Nicht nur die Patienten und die Gewerkschaften beschweren sich über die mangelnde Kooperationsbereitschaft der Behörde. Auch in Unternehmerkreisen werden der „Contrôle médical“ und seine Auslegung des Gesetzes kritisiert. Eigentlich mache die Behörde nichts falsch, wurde dem Tageblatt berichtet, doch das Gesetz sei nicht durchdacht und wenn man sich so strikt daran halte, bereite das nur Probleme.

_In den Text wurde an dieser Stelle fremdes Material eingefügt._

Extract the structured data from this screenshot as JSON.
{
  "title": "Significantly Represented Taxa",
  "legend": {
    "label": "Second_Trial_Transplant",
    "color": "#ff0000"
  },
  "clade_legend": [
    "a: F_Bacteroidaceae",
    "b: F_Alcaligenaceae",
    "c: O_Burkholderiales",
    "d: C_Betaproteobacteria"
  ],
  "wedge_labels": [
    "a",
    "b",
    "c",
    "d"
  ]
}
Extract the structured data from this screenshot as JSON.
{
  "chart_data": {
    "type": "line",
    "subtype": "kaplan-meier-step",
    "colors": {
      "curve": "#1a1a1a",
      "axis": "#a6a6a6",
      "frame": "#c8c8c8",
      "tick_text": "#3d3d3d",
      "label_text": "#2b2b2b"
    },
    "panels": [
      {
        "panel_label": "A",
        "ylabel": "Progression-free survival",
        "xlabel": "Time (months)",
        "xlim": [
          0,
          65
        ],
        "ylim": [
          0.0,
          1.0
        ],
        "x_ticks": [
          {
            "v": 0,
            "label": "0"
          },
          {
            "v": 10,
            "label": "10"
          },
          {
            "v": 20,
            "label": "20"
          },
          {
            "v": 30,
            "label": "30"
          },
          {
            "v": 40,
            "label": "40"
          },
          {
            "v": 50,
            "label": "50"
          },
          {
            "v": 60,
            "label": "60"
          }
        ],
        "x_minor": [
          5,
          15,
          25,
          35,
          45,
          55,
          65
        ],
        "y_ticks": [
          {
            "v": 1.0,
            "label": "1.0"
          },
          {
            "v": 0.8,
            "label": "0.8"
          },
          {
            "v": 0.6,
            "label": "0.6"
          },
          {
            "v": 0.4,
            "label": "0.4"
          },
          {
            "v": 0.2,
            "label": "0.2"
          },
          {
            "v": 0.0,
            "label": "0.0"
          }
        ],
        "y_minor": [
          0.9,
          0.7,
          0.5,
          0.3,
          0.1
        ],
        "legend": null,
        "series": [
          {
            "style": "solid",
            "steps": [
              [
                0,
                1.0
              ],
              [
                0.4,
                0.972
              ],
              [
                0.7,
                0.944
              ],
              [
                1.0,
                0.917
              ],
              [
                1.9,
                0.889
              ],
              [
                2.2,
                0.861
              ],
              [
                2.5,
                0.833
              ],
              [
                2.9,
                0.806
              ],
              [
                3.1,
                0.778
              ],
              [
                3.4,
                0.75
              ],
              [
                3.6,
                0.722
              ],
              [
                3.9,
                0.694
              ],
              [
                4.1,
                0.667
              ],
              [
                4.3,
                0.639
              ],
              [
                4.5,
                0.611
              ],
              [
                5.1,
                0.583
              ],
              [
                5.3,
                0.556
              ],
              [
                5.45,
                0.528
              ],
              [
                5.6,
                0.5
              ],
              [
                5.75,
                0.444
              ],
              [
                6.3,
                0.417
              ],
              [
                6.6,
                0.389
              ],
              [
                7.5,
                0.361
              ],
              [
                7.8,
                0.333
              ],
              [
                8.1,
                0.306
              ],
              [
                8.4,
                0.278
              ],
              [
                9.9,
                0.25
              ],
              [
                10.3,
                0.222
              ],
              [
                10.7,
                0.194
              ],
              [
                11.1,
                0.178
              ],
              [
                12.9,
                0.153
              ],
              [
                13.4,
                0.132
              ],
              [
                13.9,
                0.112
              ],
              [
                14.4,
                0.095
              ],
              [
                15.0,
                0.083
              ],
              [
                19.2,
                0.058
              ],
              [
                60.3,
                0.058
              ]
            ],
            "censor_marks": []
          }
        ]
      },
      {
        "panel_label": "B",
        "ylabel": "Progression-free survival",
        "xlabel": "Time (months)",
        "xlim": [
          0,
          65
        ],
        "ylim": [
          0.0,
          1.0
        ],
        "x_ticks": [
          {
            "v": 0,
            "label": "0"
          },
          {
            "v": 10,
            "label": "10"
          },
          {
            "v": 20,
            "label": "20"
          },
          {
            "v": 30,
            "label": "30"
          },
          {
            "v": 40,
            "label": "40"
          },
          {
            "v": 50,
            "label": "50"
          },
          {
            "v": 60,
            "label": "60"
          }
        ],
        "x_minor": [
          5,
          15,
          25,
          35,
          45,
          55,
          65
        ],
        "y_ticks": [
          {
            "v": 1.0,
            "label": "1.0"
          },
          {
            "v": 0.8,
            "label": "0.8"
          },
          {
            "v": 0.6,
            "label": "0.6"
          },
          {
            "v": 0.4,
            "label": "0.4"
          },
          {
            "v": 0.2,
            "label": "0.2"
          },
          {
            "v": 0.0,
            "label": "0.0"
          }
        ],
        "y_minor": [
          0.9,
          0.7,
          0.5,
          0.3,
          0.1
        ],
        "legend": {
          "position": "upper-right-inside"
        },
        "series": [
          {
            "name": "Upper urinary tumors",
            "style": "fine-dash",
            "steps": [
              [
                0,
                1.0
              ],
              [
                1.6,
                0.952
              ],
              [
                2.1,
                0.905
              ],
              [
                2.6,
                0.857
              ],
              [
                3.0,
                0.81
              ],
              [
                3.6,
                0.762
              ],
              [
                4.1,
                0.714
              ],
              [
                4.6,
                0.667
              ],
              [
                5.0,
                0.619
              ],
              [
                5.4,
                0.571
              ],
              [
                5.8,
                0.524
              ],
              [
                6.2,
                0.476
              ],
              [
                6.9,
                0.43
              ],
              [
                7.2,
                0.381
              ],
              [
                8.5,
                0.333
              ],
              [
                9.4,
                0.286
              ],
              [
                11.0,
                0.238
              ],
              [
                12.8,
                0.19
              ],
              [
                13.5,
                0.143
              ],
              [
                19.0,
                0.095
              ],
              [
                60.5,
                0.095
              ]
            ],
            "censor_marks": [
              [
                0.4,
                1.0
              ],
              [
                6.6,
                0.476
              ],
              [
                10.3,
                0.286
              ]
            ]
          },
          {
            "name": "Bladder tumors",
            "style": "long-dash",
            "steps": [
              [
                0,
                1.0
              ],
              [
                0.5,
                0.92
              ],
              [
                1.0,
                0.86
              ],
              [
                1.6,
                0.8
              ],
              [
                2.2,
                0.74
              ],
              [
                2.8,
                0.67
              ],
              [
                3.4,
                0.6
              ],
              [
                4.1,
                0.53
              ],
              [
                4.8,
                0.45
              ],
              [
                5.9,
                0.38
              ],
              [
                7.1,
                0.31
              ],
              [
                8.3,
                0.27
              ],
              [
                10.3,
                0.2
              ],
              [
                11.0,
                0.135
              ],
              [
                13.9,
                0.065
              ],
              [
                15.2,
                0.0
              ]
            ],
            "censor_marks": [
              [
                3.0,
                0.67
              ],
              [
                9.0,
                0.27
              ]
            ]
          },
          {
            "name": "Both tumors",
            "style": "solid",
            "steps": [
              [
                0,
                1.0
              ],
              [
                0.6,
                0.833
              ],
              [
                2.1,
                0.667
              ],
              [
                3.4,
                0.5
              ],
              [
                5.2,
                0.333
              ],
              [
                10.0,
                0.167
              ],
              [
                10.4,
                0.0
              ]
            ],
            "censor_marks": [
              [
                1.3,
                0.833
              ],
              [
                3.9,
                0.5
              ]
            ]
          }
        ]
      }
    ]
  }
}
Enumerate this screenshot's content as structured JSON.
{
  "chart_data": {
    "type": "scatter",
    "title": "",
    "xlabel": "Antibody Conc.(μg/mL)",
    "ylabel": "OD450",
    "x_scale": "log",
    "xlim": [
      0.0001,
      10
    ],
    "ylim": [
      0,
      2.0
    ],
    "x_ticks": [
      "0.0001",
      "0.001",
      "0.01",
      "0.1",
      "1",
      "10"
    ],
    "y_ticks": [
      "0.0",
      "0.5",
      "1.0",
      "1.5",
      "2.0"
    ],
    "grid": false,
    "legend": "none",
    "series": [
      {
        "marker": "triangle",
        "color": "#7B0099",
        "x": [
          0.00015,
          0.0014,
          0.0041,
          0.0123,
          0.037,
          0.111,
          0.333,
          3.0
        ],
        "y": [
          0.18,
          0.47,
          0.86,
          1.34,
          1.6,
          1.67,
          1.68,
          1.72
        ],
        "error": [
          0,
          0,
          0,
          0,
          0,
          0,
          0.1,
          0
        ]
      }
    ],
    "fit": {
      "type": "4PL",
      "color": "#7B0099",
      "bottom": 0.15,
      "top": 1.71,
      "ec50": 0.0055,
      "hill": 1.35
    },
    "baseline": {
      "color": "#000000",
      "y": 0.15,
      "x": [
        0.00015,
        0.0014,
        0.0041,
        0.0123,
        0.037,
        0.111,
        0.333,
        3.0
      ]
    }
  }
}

Seit Anfang letzten Jahres müssen Unternehmen mit über 25 Mitarbeitern firmenintern eine neue Arbeit für die vom „Reclassement“ Betroffenen finden. Sonst sind Strafzahlungen an das Ministerium fällig. Weil so viele Menschen „reklassiert“ würden, statt in Invalidenrente zu gehen, würden die Betriebe einfach keine neuen Arbeitsplätze finden. „Stellen Sie sich vor, ein Unternehmen hat einen ‚Reclassement‘- Fall, diese Person wird dann noch möglicherweise firmenintern in einem Büro unterkommen. Bei einer zweiten Person wird es aber schon deutlich schwieriger“, so eine Aussage. Das Resultat sei, dass sie entlassen und dem Arbeitsamt übergeben werden.

Minister ahnungslos

Weil der „Contrôle medicale“ in letzter Zeit immer mehr Menschen zurück in die Betriebe statt in Invalidenrente schicke, würde dieser Fall immer öfter eintreten. Auch bei den Gewerkschaften macht man sich darüber Sorgen. Einige Menschen, die offensichtlich an der Grenze zur Invalidenrente seien, würden einfach ins „Reclassement“ geschickt.
Wir haben den Sozialversicherungs-Minister Romain Schneider, direkter Vorgesetzter der Behörde, mit den Vorwürfen gegenüber dem „Contrôle médical“ konfrontiert. „Mir war nicht bewusst, dass es ein Problem mit dem Rehazenter gibt“, so der Minister. Er wisse nichts von einem Treffen zwischen seinem Ministerium und Ärzten aus der Klinik. „Sollte es aber Probleme geben, bin ich bereit, mich mit den Leuten aus dem Rehazenter zu treffen.“

Er halte sich aus medizinischen Gutachten heraus, finde aber, dass man mit „gesundem Menschenverstand“ an diese Fälle herangehen müsse. Eine Änderung der Strategie habe es sicherlich nicht gegeben: „Die Ärzte versuchen im Gegenteil seit der Reform der Behörde, nicht nur eine Entscheidung zu treffen, sondern die Menschen auch zu beraten.“
Beim „Reclassement“ gibt er zu, dass an dem Gesetz noch gefeilt werden müsse. Der Minister spricht von „ein paar Verbesserungen“, die noch „mit allen Betroffenen“ ausgearbeitet werden müssen. Ein Sprecher des Ministeriums hatte dem Tageblatt gegenüber die gleiche Aussage getätigt.

Kein Kommentar

„Das Ziel ist es aber, so viele Menschen wie möglich zurück in die Arbeitswelt zu bringen“, so Schneider. Aber auch hier würde er sich aus den medizinischen Gutachten heraushalten. Zu der von den Gewerkschaften und Unternehmern geäußerten Kritik an der Kooperationsbereitschaft der Behörde will er sich nicht äußern: „Wenn es Probleme mit meinen Beamten gibt, dann regele ich die intern mit meinen Beamten“, sagte Schneider. „Das gehört nicht in die Öffentlichkeit“.